After failing last week to agree on crude oil output levels, the 23 members of the OPEC+ group of producers called off a meeting planned on Monday to overcome the impasse, a source close to the alliance told AFP. No new date was given for them to reconvene.
Since May, the group has raised oil output little by little, after slashing it more than a year ago when the coronavirus pandemic crushed demand.
At stake is the current proposal that would see the world’s leading oil producers raise their output by 400,000 barrels per day (bpd) each month from August to December.
That would add a further two million bpd to markets by the end of the year, helping to fuel a hoped-for recovery in the global economy as the coronavirus pandemic is brought under control.

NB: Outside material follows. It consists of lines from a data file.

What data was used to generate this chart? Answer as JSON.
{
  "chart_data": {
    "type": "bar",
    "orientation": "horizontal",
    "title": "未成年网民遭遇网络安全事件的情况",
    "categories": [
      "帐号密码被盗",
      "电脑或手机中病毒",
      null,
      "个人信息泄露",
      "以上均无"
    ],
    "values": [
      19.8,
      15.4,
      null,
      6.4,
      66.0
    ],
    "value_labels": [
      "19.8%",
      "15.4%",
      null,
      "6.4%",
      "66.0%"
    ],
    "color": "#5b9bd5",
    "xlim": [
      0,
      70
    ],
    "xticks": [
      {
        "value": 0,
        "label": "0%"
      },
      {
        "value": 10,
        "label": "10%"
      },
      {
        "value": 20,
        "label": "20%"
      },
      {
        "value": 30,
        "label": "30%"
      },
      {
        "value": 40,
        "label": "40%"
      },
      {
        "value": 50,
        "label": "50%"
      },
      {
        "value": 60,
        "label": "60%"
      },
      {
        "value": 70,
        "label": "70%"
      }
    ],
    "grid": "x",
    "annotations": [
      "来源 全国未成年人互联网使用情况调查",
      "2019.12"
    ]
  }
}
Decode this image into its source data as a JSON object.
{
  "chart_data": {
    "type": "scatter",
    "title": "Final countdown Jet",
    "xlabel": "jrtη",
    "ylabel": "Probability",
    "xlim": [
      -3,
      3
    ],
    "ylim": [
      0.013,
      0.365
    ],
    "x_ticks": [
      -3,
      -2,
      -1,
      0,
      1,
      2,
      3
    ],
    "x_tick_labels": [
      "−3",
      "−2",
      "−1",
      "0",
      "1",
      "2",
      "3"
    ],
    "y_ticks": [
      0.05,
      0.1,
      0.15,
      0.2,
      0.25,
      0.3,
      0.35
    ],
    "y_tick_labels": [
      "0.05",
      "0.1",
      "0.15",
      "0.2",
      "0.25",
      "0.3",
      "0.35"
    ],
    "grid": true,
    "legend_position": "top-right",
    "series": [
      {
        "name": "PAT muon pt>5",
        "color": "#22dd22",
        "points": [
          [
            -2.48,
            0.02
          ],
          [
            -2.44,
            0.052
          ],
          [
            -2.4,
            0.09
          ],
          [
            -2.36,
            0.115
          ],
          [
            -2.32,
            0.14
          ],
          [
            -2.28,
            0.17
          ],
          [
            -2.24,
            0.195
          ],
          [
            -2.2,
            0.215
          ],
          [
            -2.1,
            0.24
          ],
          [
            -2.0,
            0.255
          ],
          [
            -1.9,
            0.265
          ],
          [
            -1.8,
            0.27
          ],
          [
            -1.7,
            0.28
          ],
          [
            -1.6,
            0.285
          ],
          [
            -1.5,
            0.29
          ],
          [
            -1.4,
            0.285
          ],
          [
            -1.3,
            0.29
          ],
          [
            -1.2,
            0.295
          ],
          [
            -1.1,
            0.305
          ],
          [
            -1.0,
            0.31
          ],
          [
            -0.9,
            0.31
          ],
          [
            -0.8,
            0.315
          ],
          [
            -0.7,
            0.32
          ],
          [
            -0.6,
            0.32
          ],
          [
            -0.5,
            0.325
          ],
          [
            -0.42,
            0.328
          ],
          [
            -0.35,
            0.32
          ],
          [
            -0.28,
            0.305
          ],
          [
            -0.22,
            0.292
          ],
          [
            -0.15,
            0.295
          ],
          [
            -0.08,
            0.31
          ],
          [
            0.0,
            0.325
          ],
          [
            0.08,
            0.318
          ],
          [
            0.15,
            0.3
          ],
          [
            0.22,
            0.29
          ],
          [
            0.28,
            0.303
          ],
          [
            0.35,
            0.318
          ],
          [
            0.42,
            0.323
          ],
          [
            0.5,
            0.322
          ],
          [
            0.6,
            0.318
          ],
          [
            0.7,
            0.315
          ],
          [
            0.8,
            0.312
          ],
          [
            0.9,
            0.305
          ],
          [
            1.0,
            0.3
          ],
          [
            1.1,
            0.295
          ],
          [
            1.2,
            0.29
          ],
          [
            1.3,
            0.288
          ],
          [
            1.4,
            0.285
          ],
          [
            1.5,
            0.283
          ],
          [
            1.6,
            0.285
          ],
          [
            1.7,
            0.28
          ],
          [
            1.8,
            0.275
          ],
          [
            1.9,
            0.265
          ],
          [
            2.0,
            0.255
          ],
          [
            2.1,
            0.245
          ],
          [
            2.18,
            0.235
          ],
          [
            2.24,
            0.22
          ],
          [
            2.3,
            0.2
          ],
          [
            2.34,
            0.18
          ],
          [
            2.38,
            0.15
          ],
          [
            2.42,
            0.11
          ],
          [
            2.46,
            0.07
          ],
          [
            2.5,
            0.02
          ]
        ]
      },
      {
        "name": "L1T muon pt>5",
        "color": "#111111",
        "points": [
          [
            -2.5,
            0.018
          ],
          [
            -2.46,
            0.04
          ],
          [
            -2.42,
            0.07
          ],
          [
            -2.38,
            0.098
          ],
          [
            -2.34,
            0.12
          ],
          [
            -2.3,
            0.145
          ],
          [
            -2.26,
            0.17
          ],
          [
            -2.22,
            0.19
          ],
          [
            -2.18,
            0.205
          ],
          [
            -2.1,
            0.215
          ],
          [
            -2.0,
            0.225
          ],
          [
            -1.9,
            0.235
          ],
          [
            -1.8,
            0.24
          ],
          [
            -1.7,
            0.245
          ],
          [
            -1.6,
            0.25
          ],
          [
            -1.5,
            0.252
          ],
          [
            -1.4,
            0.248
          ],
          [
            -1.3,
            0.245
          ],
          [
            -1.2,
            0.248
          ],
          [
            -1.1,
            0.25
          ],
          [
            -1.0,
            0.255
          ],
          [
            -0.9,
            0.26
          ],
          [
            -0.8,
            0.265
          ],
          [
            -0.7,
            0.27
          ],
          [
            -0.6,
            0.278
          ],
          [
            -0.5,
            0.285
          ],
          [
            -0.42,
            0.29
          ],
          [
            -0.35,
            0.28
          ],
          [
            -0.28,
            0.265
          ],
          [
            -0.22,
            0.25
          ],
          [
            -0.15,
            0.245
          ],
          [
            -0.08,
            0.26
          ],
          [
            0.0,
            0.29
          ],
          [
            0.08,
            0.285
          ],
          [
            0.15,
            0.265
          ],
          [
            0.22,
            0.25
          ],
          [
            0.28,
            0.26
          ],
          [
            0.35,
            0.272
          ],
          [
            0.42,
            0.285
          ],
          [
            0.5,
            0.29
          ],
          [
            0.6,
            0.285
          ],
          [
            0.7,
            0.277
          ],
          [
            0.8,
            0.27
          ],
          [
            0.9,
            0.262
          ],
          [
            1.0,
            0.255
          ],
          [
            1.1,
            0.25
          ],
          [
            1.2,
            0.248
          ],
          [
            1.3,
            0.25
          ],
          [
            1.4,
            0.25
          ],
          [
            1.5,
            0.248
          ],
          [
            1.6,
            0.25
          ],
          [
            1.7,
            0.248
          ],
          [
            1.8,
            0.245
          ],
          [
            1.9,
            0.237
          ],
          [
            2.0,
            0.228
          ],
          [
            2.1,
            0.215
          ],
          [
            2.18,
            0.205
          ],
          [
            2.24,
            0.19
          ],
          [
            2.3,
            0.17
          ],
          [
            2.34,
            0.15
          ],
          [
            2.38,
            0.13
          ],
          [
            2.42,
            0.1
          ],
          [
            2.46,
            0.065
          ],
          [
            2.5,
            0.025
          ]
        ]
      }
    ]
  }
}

But that plan risks being delayed or even failing over a further proposal to extend the cap on incremental increases through to the end of 2022.
“The market is now fearing several scenarios,” said Bjarne Schieldrop, a Norway-based analyst with SEB.
In one, there is no deal and no increase in production, sending oil prices shooting up, he said. Another sees a “free-for-all (in) production and a collapse in the oil price”. The hold-out is the United Arab Emirates, which on Sunday criticised the terms of that extension as unjust.
A video conference between OPEC members and their 10 allies was due to begin at 1300 GMT on Monday, but the meeting was called off a few hours later with no new date set.
Oil prices, which had already been sliding over concerns about the global economy, slumped in April 2020 when the coronavirus spread around the world and battered global consumption, transport and supply chains. OPEC+ decided to withdraw 9.7mn bpd from the market and to gradually restore supplies by the end of April 2022.
The April 2022 deal on capping output now seems too close, and some members want to extend the period until December 2022 – and this is what Abu Dhabi objects to.
It was this issue that caused last week’s talks to break down. The meetings, more used to big hitters Russia and Saudi Arabia setting the agenda, were confronted with the UAE’s refusal to toe the line.
“It is the whole group versus one country, which is sad to me,” Saudi Energy Minister Abdulaziz bin Salman told Bloomberg TV.
In a separate interview with Al-Arabiya television aired late on Sunday, Prince Abdulaziz called for “a bit of rationality and a bit of compromise” ahead of Monday’s meeting.
Analyst Helima Croft, of RBC Capital Markets, went further. “The prospect of a no-deal outcome – as well as a UAE OPEC exit – has risen materially, even if it has not yet fully entered into firm base-case territory,” she wrote.